Not improprieties. There is a lot more here than improper or indecorous acts or remarks, ”esp: an unacceptable use of a word or of language,” as Merriam-Webster has it. According to this definition, “improprieties” is a word for Miss Manners, not for the Financial Section. I’m not sure she even uses the word, though; she prefers plain language. But if she were to use it, it would be as a reference to thoughtless, rude, or vulgar words and behavior — not as a cover-up for crime nor as a devaluation of the personal responsibility attached to unethical behavior.

“Accounting” isn’t guilty of impropriety.

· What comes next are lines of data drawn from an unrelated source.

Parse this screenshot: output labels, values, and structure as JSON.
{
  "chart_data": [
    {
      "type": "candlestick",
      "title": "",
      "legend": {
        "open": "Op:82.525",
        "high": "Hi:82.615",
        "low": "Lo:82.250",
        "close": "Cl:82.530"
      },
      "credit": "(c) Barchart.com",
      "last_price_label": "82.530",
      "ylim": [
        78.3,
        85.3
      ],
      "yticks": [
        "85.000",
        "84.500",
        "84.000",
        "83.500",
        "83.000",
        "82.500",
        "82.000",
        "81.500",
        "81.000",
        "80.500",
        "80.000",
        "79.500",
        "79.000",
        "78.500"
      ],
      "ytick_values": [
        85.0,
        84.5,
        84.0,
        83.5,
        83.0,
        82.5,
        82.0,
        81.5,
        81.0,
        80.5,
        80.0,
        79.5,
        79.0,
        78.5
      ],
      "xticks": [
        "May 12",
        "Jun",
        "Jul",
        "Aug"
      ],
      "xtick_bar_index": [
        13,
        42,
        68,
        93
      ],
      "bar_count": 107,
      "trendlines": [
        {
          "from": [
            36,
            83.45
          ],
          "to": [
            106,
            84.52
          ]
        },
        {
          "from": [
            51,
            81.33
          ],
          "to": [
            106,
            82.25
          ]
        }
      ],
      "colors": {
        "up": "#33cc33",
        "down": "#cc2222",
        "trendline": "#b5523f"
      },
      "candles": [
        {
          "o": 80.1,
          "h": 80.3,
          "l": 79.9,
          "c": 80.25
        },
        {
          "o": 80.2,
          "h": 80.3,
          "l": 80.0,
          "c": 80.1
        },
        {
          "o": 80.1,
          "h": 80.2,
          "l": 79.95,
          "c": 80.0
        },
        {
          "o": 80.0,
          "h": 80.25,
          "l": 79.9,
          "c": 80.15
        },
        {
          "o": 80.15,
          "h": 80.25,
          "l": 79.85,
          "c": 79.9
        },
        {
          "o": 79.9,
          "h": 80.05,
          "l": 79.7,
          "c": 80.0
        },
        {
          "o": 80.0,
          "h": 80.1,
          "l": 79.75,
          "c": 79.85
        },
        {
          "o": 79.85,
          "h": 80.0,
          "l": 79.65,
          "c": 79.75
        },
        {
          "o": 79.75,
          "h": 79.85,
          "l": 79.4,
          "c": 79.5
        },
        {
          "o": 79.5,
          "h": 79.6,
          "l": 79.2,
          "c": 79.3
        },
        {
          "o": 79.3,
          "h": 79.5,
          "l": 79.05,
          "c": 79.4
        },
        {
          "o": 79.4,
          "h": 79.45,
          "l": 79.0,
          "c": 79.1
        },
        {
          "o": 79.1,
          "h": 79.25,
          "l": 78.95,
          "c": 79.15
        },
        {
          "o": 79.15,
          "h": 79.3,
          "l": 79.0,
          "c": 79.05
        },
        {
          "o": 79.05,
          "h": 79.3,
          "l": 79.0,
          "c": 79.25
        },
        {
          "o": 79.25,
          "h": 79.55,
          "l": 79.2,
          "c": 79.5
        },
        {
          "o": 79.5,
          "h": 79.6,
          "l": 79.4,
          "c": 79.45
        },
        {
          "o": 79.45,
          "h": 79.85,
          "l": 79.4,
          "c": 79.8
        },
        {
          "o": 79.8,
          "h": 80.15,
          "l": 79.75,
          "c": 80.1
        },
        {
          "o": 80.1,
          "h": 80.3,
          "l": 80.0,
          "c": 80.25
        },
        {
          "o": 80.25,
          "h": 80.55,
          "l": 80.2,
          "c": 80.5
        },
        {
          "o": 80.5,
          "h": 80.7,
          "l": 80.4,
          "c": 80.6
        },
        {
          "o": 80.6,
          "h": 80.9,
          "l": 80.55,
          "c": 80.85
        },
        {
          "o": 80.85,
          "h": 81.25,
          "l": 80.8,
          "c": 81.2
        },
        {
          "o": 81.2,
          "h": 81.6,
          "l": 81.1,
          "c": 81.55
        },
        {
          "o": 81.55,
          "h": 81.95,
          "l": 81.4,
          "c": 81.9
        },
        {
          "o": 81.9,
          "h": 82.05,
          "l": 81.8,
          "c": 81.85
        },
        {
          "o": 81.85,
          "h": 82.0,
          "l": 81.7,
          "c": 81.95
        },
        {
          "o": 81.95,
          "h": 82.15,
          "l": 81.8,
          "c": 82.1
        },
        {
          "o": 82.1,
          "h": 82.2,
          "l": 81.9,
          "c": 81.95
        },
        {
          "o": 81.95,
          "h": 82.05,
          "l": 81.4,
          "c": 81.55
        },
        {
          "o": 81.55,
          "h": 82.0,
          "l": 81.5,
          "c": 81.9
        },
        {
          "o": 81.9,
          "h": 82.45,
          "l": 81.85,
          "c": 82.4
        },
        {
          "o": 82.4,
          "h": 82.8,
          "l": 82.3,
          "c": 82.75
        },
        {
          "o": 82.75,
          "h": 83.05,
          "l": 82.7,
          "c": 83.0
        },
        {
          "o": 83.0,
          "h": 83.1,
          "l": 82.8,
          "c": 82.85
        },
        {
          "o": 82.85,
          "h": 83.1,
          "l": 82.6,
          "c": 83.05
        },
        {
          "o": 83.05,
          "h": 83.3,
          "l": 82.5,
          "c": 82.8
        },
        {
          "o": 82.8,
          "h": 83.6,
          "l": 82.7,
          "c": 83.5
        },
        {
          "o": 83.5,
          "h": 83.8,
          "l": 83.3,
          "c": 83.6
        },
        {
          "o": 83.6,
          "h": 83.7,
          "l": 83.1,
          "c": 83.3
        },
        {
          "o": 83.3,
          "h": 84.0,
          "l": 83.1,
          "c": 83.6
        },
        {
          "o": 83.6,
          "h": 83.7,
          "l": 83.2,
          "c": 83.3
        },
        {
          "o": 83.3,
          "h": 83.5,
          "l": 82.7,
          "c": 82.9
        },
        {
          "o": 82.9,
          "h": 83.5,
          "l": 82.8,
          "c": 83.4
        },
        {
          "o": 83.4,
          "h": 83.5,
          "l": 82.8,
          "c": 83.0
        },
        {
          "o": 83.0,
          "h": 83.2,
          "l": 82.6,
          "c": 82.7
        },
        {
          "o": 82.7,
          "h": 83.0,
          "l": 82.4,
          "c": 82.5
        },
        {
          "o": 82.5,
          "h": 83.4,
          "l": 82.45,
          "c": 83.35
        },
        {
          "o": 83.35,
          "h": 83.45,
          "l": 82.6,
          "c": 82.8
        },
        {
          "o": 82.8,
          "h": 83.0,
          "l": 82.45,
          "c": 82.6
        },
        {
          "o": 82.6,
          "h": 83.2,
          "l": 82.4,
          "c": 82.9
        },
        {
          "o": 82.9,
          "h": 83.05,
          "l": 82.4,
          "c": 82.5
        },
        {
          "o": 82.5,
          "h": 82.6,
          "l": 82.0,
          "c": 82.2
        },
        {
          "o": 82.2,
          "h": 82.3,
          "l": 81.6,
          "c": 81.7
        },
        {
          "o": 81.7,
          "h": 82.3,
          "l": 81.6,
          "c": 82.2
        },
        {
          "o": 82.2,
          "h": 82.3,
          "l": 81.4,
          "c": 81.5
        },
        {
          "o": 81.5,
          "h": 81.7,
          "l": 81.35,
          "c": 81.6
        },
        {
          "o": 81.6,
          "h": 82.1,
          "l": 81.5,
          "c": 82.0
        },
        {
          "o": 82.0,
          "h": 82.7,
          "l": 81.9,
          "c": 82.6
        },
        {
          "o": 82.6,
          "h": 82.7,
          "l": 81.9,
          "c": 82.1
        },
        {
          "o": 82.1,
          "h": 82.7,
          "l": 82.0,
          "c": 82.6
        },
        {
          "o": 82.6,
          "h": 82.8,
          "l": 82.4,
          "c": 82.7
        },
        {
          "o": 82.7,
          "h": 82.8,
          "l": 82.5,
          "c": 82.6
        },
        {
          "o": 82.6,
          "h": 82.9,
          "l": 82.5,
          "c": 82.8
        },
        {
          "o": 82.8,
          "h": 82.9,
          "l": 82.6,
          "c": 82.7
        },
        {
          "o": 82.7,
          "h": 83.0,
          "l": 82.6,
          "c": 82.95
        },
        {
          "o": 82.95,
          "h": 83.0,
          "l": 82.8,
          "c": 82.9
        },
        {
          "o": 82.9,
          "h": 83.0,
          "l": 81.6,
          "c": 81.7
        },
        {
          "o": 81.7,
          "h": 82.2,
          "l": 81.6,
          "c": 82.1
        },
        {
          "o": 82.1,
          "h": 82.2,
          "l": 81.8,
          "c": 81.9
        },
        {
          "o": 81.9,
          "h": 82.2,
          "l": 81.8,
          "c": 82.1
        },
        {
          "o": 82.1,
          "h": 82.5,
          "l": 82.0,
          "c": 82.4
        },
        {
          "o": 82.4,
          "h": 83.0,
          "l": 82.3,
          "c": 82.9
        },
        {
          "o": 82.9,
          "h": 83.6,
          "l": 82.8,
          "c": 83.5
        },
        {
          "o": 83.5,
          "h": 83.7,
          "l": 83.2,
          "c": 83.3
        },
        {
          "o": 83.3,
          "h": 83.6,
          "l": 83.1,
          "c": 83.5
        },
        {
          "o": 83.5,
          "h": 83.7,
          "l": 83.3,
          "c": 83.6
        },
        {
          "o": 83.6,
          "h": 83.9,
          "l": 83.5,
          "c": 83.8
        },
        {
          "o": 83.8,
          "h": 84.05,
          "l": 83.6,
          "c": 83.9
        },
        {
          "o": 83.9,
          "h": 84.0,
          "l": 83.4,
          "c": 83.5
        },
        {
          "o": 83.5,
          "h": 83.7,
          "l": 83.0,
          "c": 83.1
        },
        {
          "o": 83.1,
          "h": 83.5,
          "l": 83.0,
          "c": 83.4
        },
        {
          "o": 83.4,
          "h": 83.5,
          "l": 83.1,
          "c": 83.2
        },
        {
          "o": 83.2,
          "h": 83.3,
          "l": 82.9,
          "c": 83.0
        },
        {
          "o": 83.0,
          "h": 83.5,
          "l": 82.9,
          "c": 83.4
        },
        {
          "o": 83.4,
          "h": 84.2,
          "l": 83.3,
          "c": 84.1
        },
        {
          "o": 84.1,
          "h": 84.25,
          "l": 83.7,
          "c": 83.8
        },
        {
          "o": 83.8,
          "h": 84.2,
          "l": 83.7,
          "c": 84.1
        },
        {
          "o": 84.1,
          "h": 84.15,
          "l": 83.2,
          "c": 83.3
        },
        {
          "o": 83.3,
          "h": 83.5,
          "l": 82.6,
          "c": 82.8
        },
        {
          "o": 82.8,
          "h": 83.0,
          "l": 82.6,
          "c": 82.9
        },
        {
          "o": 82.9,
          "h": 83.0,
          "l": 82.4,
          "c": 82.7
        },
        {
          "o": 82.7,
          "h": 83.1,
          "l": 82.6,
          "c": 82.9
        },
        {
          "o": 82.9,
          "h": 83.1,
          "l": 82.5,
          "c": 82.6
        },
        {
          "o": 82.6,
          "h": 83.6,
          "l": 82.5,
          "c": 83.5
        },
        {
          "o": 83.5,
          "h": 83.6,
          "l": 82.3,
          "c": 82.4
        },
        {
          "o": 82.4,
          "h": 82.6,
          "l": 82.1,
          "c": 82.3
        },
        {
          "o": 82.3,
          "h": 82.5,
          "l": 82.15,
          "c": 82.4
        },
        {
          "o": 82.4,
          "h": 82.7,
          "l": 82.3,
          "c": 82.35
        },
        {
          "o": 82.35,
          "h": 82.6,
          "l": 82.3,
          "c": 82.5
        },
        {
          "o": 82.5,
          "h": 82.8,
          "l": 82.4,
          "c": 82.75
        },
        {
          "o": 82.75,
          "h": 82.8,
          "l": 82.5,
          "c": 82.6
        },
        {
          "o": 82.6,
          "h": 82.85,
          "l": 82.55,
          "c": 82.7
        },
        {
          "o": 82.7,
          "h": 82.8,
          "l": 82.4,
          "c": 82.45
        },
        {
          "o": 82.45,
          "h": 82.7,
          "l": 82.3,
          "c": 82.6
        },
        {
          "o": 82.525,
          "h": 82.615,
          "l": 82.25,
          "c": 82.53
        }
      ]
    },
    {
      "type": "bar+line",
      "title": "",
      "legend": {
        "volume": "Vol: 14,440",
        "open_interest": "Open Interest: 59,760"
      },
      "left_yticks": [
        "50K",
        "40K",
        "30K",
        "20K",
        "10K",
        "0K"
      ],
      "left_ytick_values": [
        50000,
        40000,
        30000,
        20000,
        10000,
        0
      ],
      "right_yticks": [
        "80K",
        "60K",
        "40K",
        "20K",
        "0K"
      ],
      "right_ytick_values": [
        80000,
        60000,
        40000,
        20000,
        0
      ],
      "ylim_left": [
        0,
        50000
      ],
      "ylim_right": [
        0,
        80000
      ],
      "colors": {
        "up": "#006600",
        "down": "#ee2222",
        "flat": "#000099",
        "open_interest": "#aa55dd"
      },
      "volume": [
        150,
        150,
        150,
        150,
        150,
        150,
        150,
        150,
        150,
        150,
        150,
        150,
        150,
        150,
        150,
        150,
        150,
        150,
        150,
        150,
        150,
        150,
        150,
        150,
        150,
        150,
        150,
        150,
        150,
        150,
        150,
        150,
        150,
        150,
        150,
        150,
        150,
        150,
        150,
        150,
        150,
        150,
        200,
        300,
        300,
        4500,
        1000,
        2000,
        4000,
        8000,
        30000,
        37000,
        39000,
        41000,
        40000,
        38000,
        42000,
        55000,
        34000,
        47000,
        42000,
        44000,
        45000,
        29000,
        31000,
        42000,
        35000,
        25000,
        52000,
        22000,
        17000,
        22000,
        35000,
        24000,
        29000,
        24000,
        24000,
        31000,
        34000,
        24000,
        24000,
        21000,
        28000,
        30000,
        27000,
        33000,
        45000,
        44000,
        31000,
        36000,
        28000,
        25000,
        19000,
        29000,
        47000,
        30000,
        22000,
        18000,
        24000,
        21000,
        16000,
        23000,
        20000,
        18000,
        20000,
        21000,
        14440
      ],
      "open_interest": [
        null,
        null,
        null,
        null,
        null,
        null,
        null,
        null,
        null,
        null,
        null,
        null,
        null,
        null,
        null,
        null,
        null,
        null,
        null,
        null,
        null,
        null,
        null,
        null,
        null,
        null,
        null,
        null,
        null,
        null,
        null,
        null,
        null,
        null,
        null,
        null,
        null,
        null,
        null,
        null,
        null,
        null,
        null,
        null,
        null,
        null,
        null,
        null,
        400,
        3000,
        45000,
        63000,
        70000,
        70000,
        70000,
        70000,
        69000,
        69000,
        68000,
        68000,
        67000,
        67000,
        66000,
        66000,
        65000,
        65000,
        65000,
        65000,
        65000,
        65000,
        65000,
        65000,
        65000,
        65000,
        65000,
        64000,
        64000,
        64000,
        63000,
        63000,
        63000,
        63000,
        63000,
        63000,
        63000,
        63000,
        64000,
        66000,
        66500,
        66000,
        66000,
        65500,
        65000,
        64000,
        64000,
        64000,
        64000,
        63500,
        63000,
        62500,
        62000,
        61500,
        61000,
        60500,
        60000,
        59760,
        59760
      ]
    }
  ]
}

Accountants are guilty of it when, without regard for the taste and feelings of the others there, they use obscene language in the break room. When they are at their computers, using their profession to cheat and steal, they are guilty of harming other people. That is more than improper. It’s wrong.

In this column the illustrations change with the news, but what they illustrate doesn’t seem to change much. Rose Kennedy has been dead for some years now, but when her sons were riding the wave of high politics some thirty-five or forty years ago, she said concerning a specific campaign practice, “It is not illegal, so it is not immoral.”

What an easy world to live in! In fewer than ten words, Mrs. Kennedy dismissed the ethical framework of the western world, a tradition that had been in development for three thousand years. I don’t mean to give her too much credit though. She just happened to be one of the more famous persons to say it simply and out loud.

If she is correct, then we don’t have to concern ourselves about what is right, only about what isn’t wrong. Ethics is concerned with the Good, Law with the Not Bad. Since much more qualifies as Not Bad than qualifies as Good, the ethical choice of the Good needs hardly ever to be made.

In politics, such thinking is merely depraved. In other fields, such as accounting, surgery, and medical research, it is disastrous. The distance between Not Bad and Bad is much closer than that between the Good and the Bad. If we are unwilling to name the Bad, we’ll get even fuzzier about the Good.

In The Music Man, Harold seeks to win back the confidence of little Winthrop by promising to answer truthfully any question the boy asks him. Through his angry tears, Winthrop says, “Are you a dirty rotten crook?” Then Harold has to say, without qualification, “Yes.”

That may be musical comedy, but it belongs more to the real world than the absurd language of “accounting improprieties.”